“La Fonction Espace Vert”: Concepts of Modern Public Space in French Post-war Housing Estates

Date
06.05.2021
Time
10.30 - 12.00
Price
Free

This lecture by Tom Avermaete, professor at ETH, is an attempt to reassess the rich conceptual and formal apparatus of modernist public space that was developed in housing estates during the heydays of the French welfare state. The lecture is presented by the research project Spaces of Danish Welfare as part of the international conference Spaces of Welfare. 

It will take as its point of departure the theory of French landscape architect Jacques Sgard, who introduced in 1958 the idea that the post-war modern city did not only consists of the 4 CIAM functions (dwelling, work, recreation and transport) but also encompassed a fifth function: the green space function (la fonction espace vert). 

Sgard pointed with his fifth function to an important new feature of the numerous new housing estates (grands ensembles), designed by landscape architects as Jacques Simon, Michel Corajoud and Bernard Lassus, but also by architects and urban designers as Michel Ecochard, Fernand Pouillon and Candilis-Josic-Woods.

In this lecture Tom Avermaete will illustrate that in postwar housing estates by these designers new notions and ‘landscape forms’ of public space emerged that were informed by three main considerations: identification and participation of inhabitants with their dwelling environment, the democratic appropriation of public space and the role of open space –considered as a productive landscape— as basis for autarky.

He will start to suggest a more precise theoretical framework to qualify this newfangled landscape architecture of modern public space in post-war French housing estates.

Robin Hood Gardens, Sandra Lousada 1972

About Tom Avermaete
Tom Avermaete is Full Professor for the History and Theory of Urban Design, at the Institute for the History and Theory of Architecture (gta) of ETH Zürich, Switzerland.Upon completion of his PhD (2004), he became the leader of the Centre for Flemish Architectural Archives at the Flemish Architecture Institute (VAi), Belgium.
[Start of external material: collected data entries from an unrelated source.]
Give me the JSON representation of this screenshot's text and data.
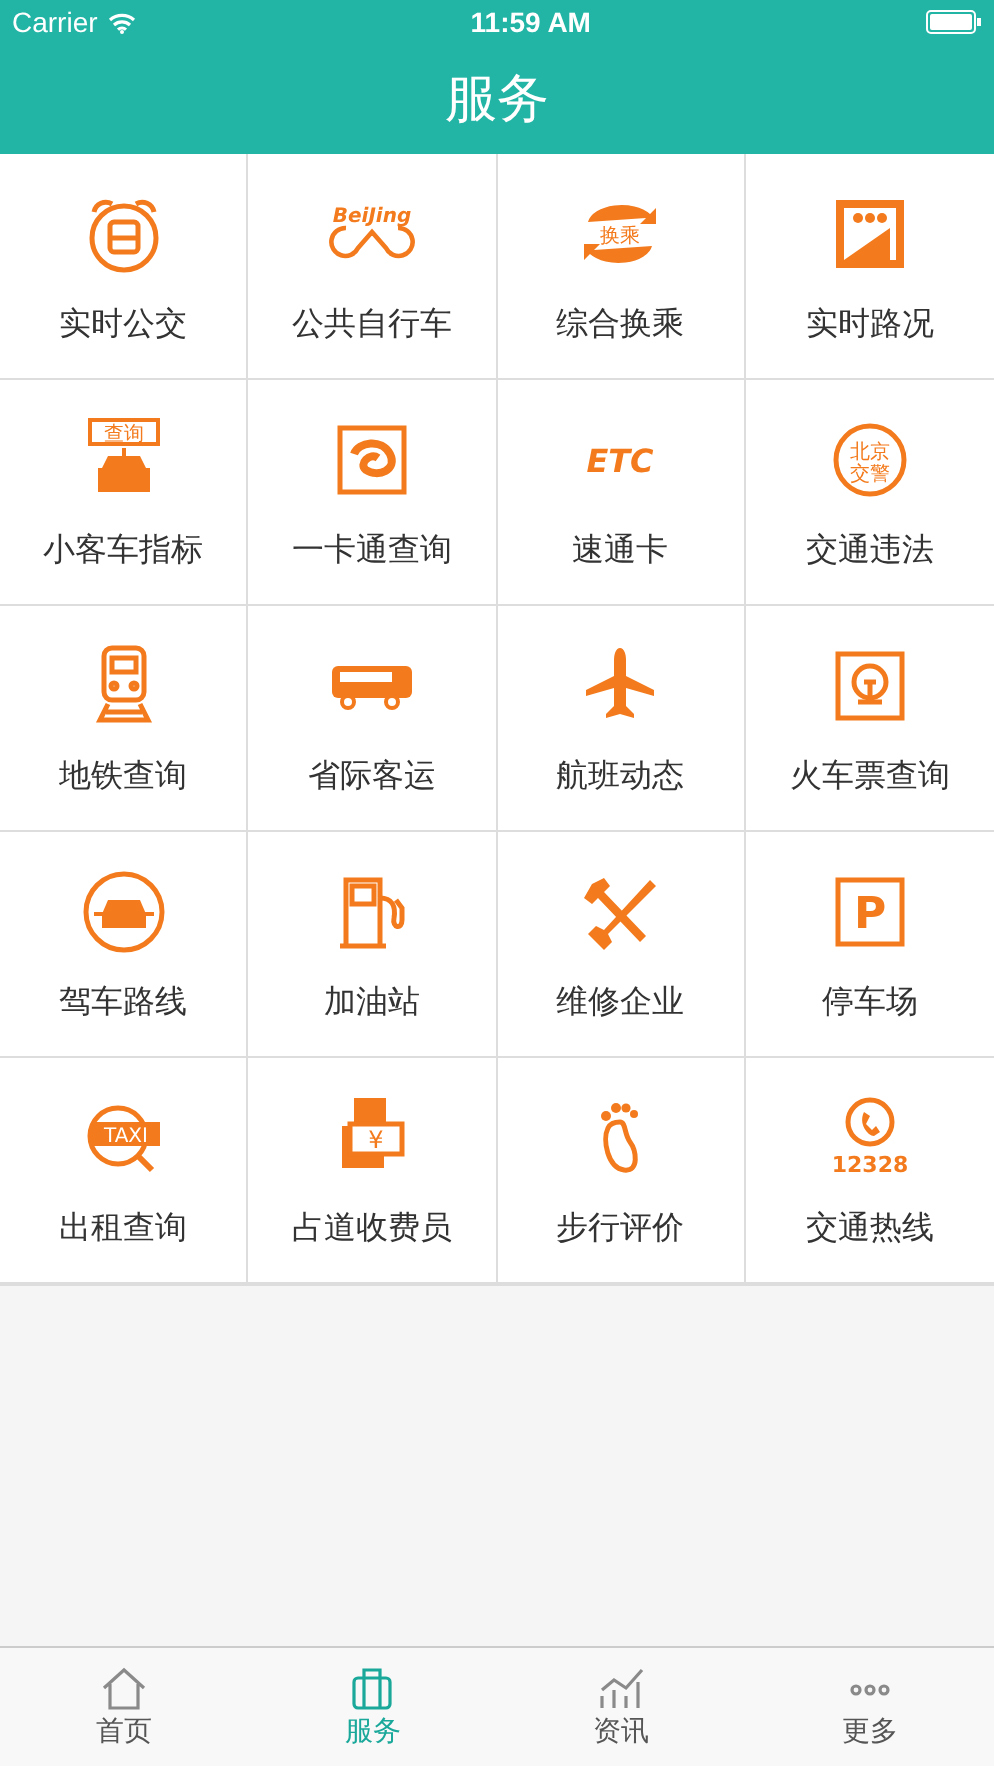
{
  "status_bar": {
    "carrier": "Carrier",
    "time": "11:59 AM"
  },
  "header": {
    "title": "服务"
  },
  "services": [
    {
      "label": "实时公交"
    },
    {
      "label": "公共自行车",
      "icon_text": "BeiJing"
    },
    {
      "label": "综合换乘",
      "icon_text": "换乘"
    },
    {
      "label": "实时路况"
    },
    {
      "label": "小客车指标",
      "icon_text": "查询"
    },
    {
      "label": "一卡通查询"
    },
    {
      "label": "速通卡",
      "icon_text": "ETC"
    },
    {
      "label": "交通违法",
      "icon_text": "北京交警"
    },
    {
      "label": "地铁查询"
    },
    {
      "label": "省际客运"
    },
    {
      "label": "航班动态"
    },
    {
      "label": "火车票查询"
    },
    {
      "label": "驾车路线"
    },
    {
      "label": "加油站"
    },
    {
      "label": "维修企业"
    },
    {
      "label": "停车场",
      "icon_text": "P"
    },
    {
      "label": "出租查询",
      "icon_text": "TAXI"
    },
    {
      "label": "占道收费员",
      "icon_text": "¥"
    },
    {
      "label": "步行评价"
    },
    {
      "label": "交通热线",
      "icon_text": "12328"
    }
  ],
  "tab_bar": [
    {
      "label": "首页",
      "selected": false
    },
    {
      "label": "服务",
      "selected": true
    },
    {
      "label": "资讯",
      "selected": false
    },
    {
      "label": "更多",
      "selected": false
    }
  ]
}
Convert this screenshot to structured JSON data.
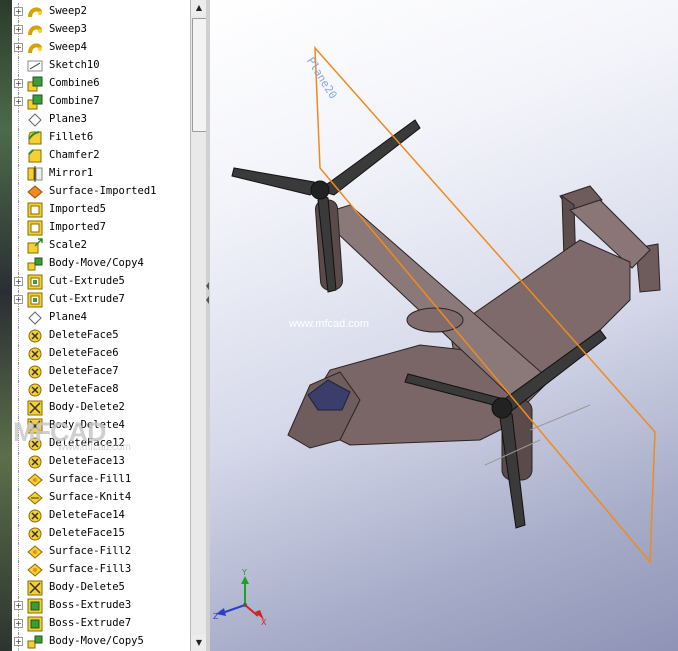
{
  "feature_tree": {
    "items": [
      {
        "label": "Sweep2",
        "icon": "sweep-icon",
        "expandable": true
      },
      {
        "label": "Sweep3",
        "icon": "sweep-icon",
        "expandable": true
      },
      {
        "label": "Sweep4",
        "icon": "sweep-icon",
        "expandable": true
      },
      {
        "label": "Sketch10",
        "icon": "sketch-icon",
        "expandable": false
      },
      {
        "label": "Combine6",
        "icon": "combine-icon",
        "expandable": true
      },
      {
        "label": "Combine7",
        "icon": "combine-icon",
        "expandable": true
      },
      {
        "label": "Plane3",
        "icon": "plane-icon",
        "expandable": false
      },
      {
        "label": "Fillet6",
        "icon": "fillet-icon",
        "expandable": false
      },
      {
        "label": "Chamfer2",
        "icon": "chamfer-icon",
        "expandable": false
      },
      {
        "label": "Mirror1",
        "icon": "mirror-icon",
        "expandable": false
      },
      {
        "label": "Surface-Imported1",
        "icon": "surface-imported-icon",
        "expandable": false
      },
      {
        "label": "Imported5",
        "icon": "imported-icon",
        "expandable": false
      },
      {
        "label": "Imported7",
        "icon": "imported-icon",
        "expandable": false
      },
      {
        "label": "Scale2",
        "icon": "scale-icon",
        "expandable": false
      },
      {
        "label": "Body-Move/Copy4",
        "icon": "move-copy-icon",
        "expandable": false
      },
      {
        "label": "Cut-Extrude5",
        "icon": "cut-extrude-icon",
        "expandable": true
      },
      {
        "label": "Cut-Extrude7",
        "icon": "cut-extrude-icon",
        "expandable": true
      },
      {
        "label": "Plane4",
        "icon": "plane-icon",
        "expandable": false
      },
      {
        "label": "DeleteFace5",
        "icon": "delete-face-icon",
        "expandable": false
      },
      {
        "label": "DeleteFace6",
        "icon": "delete-face-icon",
        "expandable": false
      },
      {
        "label": "DeleteFace7",
        "icon": "delete-face-icon",
        "expandable": false
      },
      {
        "label": "DeleteFace8",
        "icon": "delete-face-icon",
        "expandable": false
      },
      {
        "label": "Body-Delete2",
        "icon": "body-delete-icon",
        "expandable": false
      },
      {
        "label": "Body-Delete4",
        "icon": "body-delete-icon",
        "expandable": false
      },
      {
        "label": "DeleteFace12",
        "icon": "delete-face-icon",
        "expandable": false
      },
      {
        "label": "DeleteFace13",
        "icon": "delete-face-icon",
        "expandable": false
      },
      {
        "label": "Surface-Fill1",
        "icon": "surface-fill-icon",
        "expandable": false
      },
      {
        "label": "Surface-Knit4",
        "icon": "surface-knit-icon",
        "expandable": false
      },
      {
        "label": "DeleteFace14",
        "icon": "delete-face-icon",
        "expandable": false
      },
      {
        "label": "DeleteFace15",
        "icon": "delete-face-icon",
        "expandable": false
      },
      {
        "label": "Surface-Fill2",
        "icon": "surface-fill-icon",
        "expandable": false
      },
      {
        "label": "Surface-Fill3",
        "icon": "surface-fill-icon",
        "expandable": false
      },
      {
        "label": "Body-Delete5",
        "icon": "body-delete-icon",
        "expandable": false
      },
      {
        "label": "Boss-Extrude3",
        "icon": "boss-extrude-icon",
        "expandable": true
      },
      {
        "label": "Boss-Extrude7",
        "icon": "boss-extrude-icon",
        "expandable": true
      },
      {
        "label": "Body-Move/Copy5",
        "icon": "move-copy-icon",
        "expandable": true
      }
    ]
  },
  "scrollbar": {
    "up_arrow": "▲",
    "down_arrow": "▼"
  },
  "viewport": {
    "plane_label": "Plane20",
    "watermark_url": "www.mfcad.com",
    "watermark_logo": "MFCAD",
    "watermark_logo_url": "www.mfcad.com",
    "triad": {
      "x": "X",
      "y": "Y",
      "z": "Z"
    }
  },
  "colors": {
    "plane_edge": "#f08a1e",
    "fuselage": "#7e6a6a",
    "rotor": "#3a3a3a",
    "viewport_top": "#ffffff",
    "viewport_bottom": "#8f93b6"
  }
}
Subsequently, Tom Avermaete has been respectively an associate professor and full professor of architecture at Delft University of Technology, The Netherlands (2006-2018).

Avermaete has held several visiting professorships, amongst others at the Politecnico de Milano, Academy of Fine Arts Vienna, Tokyo Institute of Technology and The University of Copenhagen. 

Tom Avermaete has a special research interest in the architecture of the city in Western and non-Western contexts. His research focusses on the changing roles, approaches and tools of architects and urban designers. He is the initiator and coordinator of the EU Research project ‘Communities of Tacit Knowledge: Architecture and its Ways of Knowing’ (2019-2023).